Watson and Venter are both taking a considerable personal risk in making their genomes publicly available. As is probably true for everyone, their genomes are likely to contain mutations that could lead to disease, revealing possibly unfavorable information about themselves and their relatives. Even though the interpretation of the human genome sequence has only just begun, they are, in principle, exposing all their imperfections to public view for the sake of advancing research.

"The complexity of the analysis is such that I'm not worried about people making major discoveries that explain my idiosyncrasies," Venter said.

Dr. Amy L. McGuire, a medical ethicist at the Baylor College of Medicine who was involved in the Watson sequencing project, said Watson and Venter were following the medical tradition of making oneself the first subject of a new experiment and would incur unknown risks.

"I think that both have been motivated by their commitment to the science and genomic medicine and advancing the field," McGuire said.

Surpassing a standard
Neither Venter nor 454 Life Sciences will talk in detail about the new individual genome sequences for fear of sanctions from the journals considering publications about them. But both genomes seem to be significantly better in many ways than the present reference standard.

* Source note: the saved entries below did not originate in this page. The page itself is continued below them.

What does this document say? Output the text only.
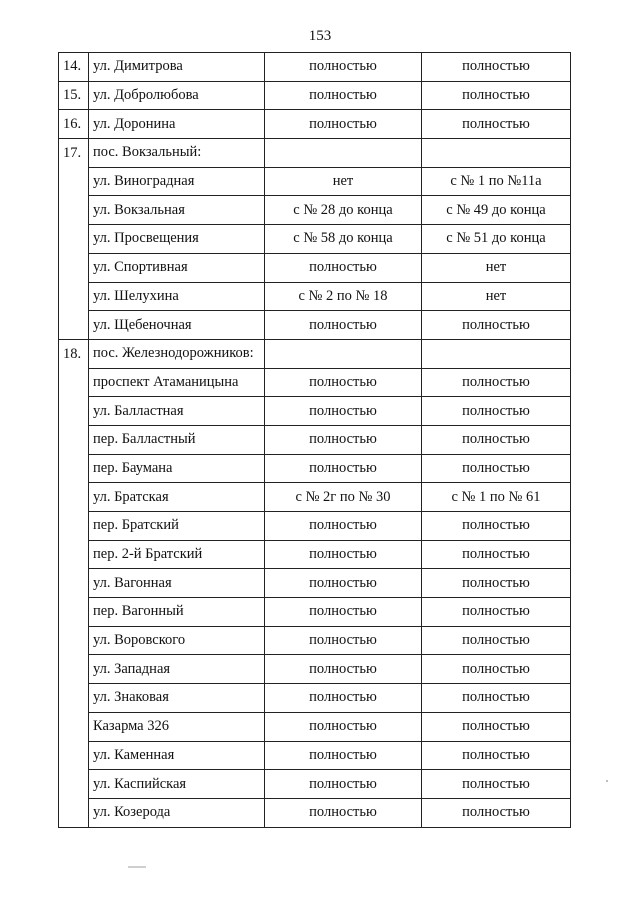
153
14.	ул. Димитрова	полностью	полностью
15.	ул. Добролюбова	полностью	полностью
16.	ул. Доронина	полностью	полностью
17.	пос. Вокзальный:		
	ул. Виноградная	нет	с № 1 по №11а
	ул. Вокзальная	с № 28 до конца	с № 49 до конца
	ул. Просвещения	с № 58 до конца	с № 51 до конца
	ул. Спортивная	полностью	нет
	ул. Шелухина	с № 2 по № 18	нет
	ул. Щебеночная	полностью	полностью
18.	пос. Железнодорожников:		
	проспект Атаманицына	полностью	полностью
	ул. Балластная	полностью	полностью
	пер. Балластный	полностью	полностью
	пер. Баумана	полностью	полностью
	ул. Братская	с № 2г по № 30	с № 1 по № 61
	пер. Братский	полностью	полностью
	пер. 2-й Братский	полностью	полностью
	ул. Вагонная	полностью	полностью
	пер. Вагонный	полностью	полностью
	ул. Воровского	полностью	полностью
	ул. Западная	полностью	полностью
	ул. Знаковая	полностью	полностью
	Казарма 326	полностью	полностью
	ул. Каменная	полностью	полностью
	ул. Каспийская	полностью	полностью
	ул. Козерода	полностью	полностью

Both are diploid genomes, meaning that they include the DNA sequence in the chromosomes inherited from both parents, whereas the reference genome completed by the Human Genome Project did not capture these differences.

Some 3.5 percent of Watson's genome could not be matched to the reference genome. One reason may be that the project scientists had to amplify human DNA by growing it in bacteria and may have lost many regions of human DNA that are toxic to bacteria, said Egholm, 454's vice president for research. The 454 sequencer skips the bacteria stage entirely and is free of this source of bias.

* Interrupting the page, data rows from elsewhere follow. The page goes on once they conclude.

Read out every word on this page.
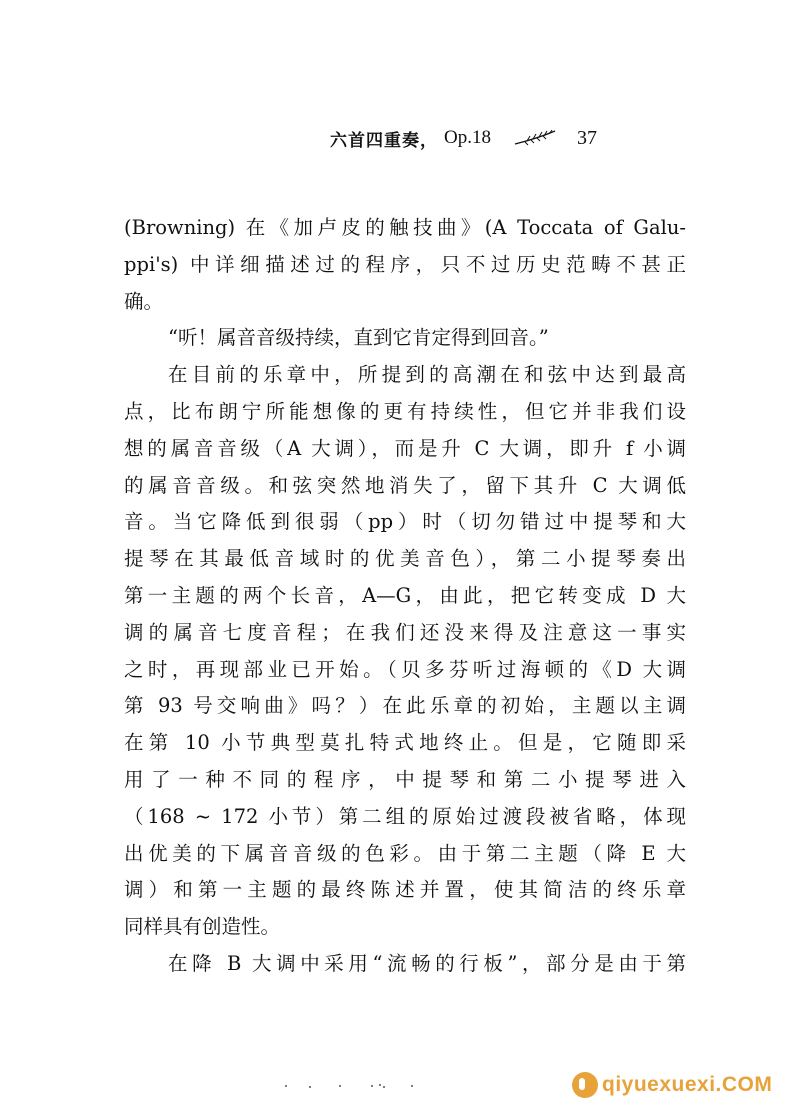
六首四重奏， Op.18	37
(Browning) 在《加卢皮的触技曲》(A Toccata of Galu-
ppi's) 中详细描述过的程序，只不过历史范畴不甚正
确。
“听！属音音级持续，直到它肯定得到回音。”
在目前的乐章中，所提到的高潮在和弦中达到最高
点，比布朗宁所能想像的更有持续性，但它并非我们设
想的属音音级（A 大调），而是升 C 大调，即升 f 小调
的属音音级。和弦突然地消失了，留下其升 C 大调低
音。当它降低到很弱（pp）时（切勿错过中提琴和大
提琴在其最低音域时的优美音色），第二小提琴奏出
第一主题的两个长音，A—G，由此，把它转变成 D 大
调的属音七度音程；在我们还没来得及注意这一事实
之时，再现部业已开始。（贝多芬听过海顿的《D 大调
第 93 号交响曲》吗？）在此乐章的初始，主题以主调
在第 10 小节典型莫扎特式地终止。但是，它随即采
用了一种不同的程序，中提琴和第二小提琴进入
（168 ~ 172 小节）第二组的原始过渡段被省略，体现
出优美的下属音音级的色彩。由于第二主题（降 E 大
调）和第一主题的最终陈述并置，使其简洁的终乐章
同样具有创造性。
在降 B 大调中采用“流畅的行板”，部分是由于第
qiyuexuexi.COM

Venter said that 454 would have assembled Watson's genome by comparing short lengths of analyzed DNA with the reference sequence, so the company might not have detected any structural errors present in the reference assembly.

Venter said his new genome had been assembled from scratch. There were many more differences than he had expected, including in single units of DNA that were extra or absent. "It's clear we have grossly underestimated the extent of human variation," he said.

Both he and Egholm said it would be valuable to compare the two new genomes, especially as they were generated by different methods. "We are looking forward to getting the data and layering it on my genome," Venter said of his former rival's genome sequence.

Venter's new genome is "a real tour de force" and could become the new reference genome, said a researcher who heard him give a recent presentation on its details.

Some scientists believe that it will be medically useful to sequence patients' genomes when the cost of sequencing falls to around $10,000 or less. Egholm said that with improvements already under way, the 454 sequencing machine would soon be able to sequence a human genome for $100,000. The cost of sequencing has been dropping so fast in the hands of groups like 454 Life Sciences and Solexa, a subsidiary of Illumina, that some technologists predict the $10,000 genome will be attained in a few years.

At a news conference in Houston on Thursday, Watson urged that more human genomes be sequenced, including those of successful people as well as those of medical interest. "I just want the information assessed as soon as possible," he said.